Each soft gelatin capsule contains: Calcium Carbonate BP 1250 mg (equivalent to elemental calcium 500 mg), Vitamin D3 BP 500 IU.
Approved colours used in capsule shell.
Pharmacology: Calcium plays a very important role in the body. It is necessary for normal functioning of nerves, cells, muscle and bone. If calcium in blood is deficient, then the body removes calcium from bones, thereby weakening bones. Prolonged bone resorption from chronic dietary deficiency results in osteoporosis either by inadequate accumulation of bone mass during growth or increased rate of bone loss at menopause.
Vitamin D3 is a fat soluble sterol essential for the proper regulation of calcium and phosphate homeostasis and bone mineralisation.
As an adjunct to specific therapy for osteoporosis and in situations requiring therapeutic supplementation such as in pregnancy and established vitamin D dependent osteomalacia.
Prevention and treatment of calcium deficiency/vitamin D deficiency especially in elderly subjects.
The usual recommended dose is 1 to 2 capsules daily, do not exceed recommended dose.
And as prescribed by the physician.
Hypercalcaemia, osteoporosis due to prolonged immobilisation, renal stones and severe hypercalciuria.
Patients with mild to moderate renal failure or mild hypercalciuria should be supervised carefully including periodic checks of plasma calcium levels and urinary excretion.
In patients with history of renal stones urinary calcium excretion should be measured to exclude hypercalciuria.
Caution is required in patients receiving treatment for cardiovascular disease with thiazide diuretics or cardiac glycosides including digitalis.
Allowances should be made for calcium and vitamin D supplements from other sources.
The use of calcium supplements has, rarely, given rise to mild gastro-intestinal disturbances, such as constipation, flatulence, nausea, gastric pain, diarrhoea. Following administration of vitamin D supplements occasional skin rash has been reported. Hypercalciuria, and in rare cases hypercalcaemia have been seen with long term treatment at high dosages.
The risk of hypercalcaemia should be considered in patients taking thiazide diuretics since these drugs can reduce urinary calcium excretion.
Certain foods (e.g. those containing oxalic acid, phosphate or phytanic acid) may reduce the absorption of calcium.
Concomitant treatment with phenytoin or barbiturates can decrease the effect of vitamin D because of metabolic activation. Concomitant use of glucocorticoids can decrease the effect of vitamin D.
The effects of digitalis and other cardiac glycosides may be accentuated with the oral administration of calcium combined with Vitamin D.

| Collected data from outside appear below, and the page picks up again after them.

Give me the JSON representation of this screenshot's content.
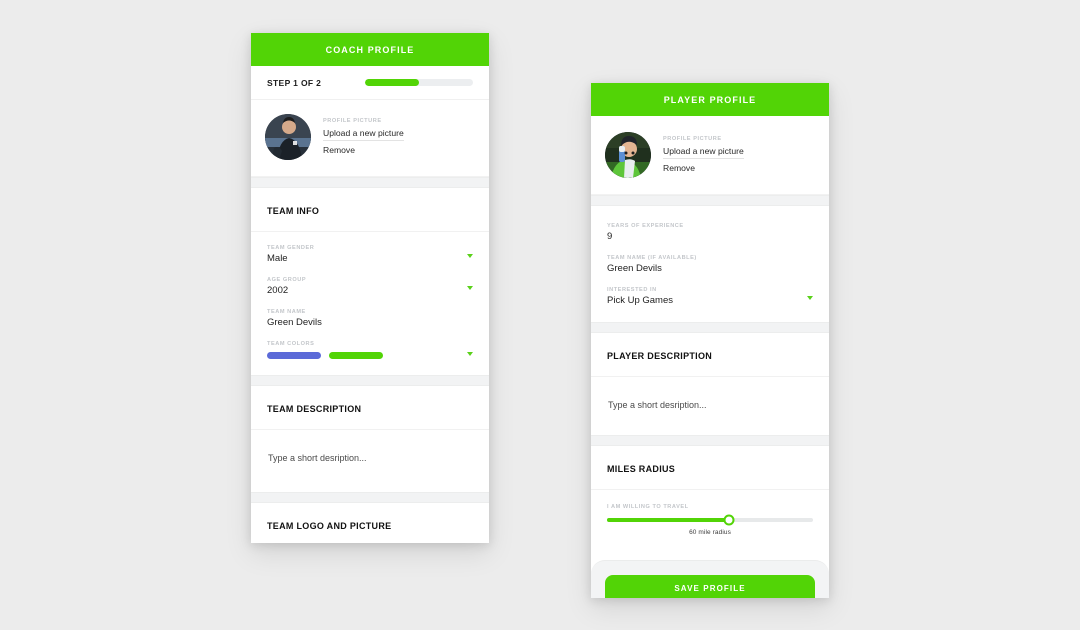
{
  "background_color": "#ececec",
  "accent_color": "#52d406",
  "coach_card": {
    "title": "COACH PROFILE",
    "step": {
      "label": "STEP 1 OF 2",
      "progress_percent": 50
    },
    "profile_picture": {
      "label": "PROFILE PICTURE",
      "upload_link": "Upload a new picture",
      "remove_link": "Remove",
      "avatar_name": "coach-avatar"
    },
    "sections": [
      {
        "title": "TEAM INFO",
        "fields": [
          {
            "label": "TEAM GENDER",
            "value": "Male",
            "type": "select"
          },
          {
            "label": "AGE GROUP",
            "value": "2002",
            "type": "select"
          },
          {
            "label": "TEAM NAME",
            "value": "Green Devils",
            "type": "text"
          },
          {
            "label": "TEAM COLORS",
            "value": "",
            "type": "colors",
            "colors": [
              "#5b6ad8",
              "#52d406"
            ]
          }
        ]
      },
      {
        "title": "TEAM DESCRIPTION",
        "placeholder": "Type a short desription..."
      },
      {
        "title": "TEAM LOGO AND PICTURE"
      }
    ]
  },
  "player_card": {
    "title": "PLAYER PROFILE",
    "profile_picture": {
      "label": "PROFILE PICTURE",
      "upload_link": "Upload a new picture",
      "remove_link": "Remove",
      "avatar_name": "player-avatar"
    },
    "fields": [
      {
        "label": "YEARS OF EXPERIENCE",
        "value": "9",
        "type": "text"
      },
      {
        "label": "TEAM NAME (IF AVAILABLE)",
        "value": "Green Devils",
        "type": "text"
      },
      {
        "label": "INTERESTED IN",
        "value": "Pick Up Games",
        "type": "select"
      }
    ],
    "description_section": {
      "title": "PLAYER DESCRIPTION",
      "placeholder": "Type a short desription..."
    },
    "radius_section": {
      "title": "MILES RADIUS",
      "label": "I AM WILLING TO TRAVEL",
      "caption": "60 mile radius",
      "value_percent": 59
    },
    "save_button": "SAVE PROFILE"
  }
}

Calcium salts may reduce the absorption of thyroxine, bisphosphonates, sodium fluoride, quinolones, tetracyclines and iron. It is advisable to allow a minimum period of four hours before taking calcium preparations.

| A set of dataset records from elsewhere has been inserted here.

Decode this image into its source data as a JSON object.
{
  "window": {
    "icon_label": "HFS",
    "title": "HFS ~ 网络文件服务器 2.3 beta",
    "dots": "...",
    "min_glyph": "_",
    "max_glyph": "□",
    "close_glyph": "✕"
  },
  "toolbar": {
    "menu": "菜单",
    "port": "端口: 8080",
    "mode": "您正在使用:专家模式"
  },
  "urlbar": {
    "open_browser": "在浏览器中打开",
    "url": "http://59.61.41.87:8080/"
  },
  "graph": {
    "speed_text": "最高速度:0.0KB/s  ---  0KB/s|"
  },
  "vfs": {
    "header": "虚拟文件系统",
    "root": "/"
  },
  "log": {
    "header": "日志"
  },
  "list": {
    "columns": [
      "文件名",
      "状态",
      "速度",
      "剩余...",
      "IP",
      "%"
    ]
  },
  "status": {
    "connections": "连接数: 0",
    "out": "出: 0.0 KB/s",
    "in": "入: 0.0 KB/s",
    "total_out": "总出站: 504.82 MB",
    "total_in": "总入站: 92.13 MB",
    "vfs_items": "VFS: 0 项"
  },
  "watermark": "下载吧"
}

Symptoms of overdosage and antidote: The most serious consequence of acute or chronic overdose is hypercalcaemia due to vitamin D toxicity. Symptoms may include nausea, vomiting, polyuria, anorexia, weakness, apathy, thirst and constipation. Chronic overdoses can lead to vascular and organ calcification as a result of hypercalcaemia. Treatment should consist of stopping all intake of calcium and vitamin D and rehydration.
Store in a dry place below 30°C, do not freeze.
A12AX - Calcium, combinations with vitamin D and/or other drugs ; Used as dietary supplements.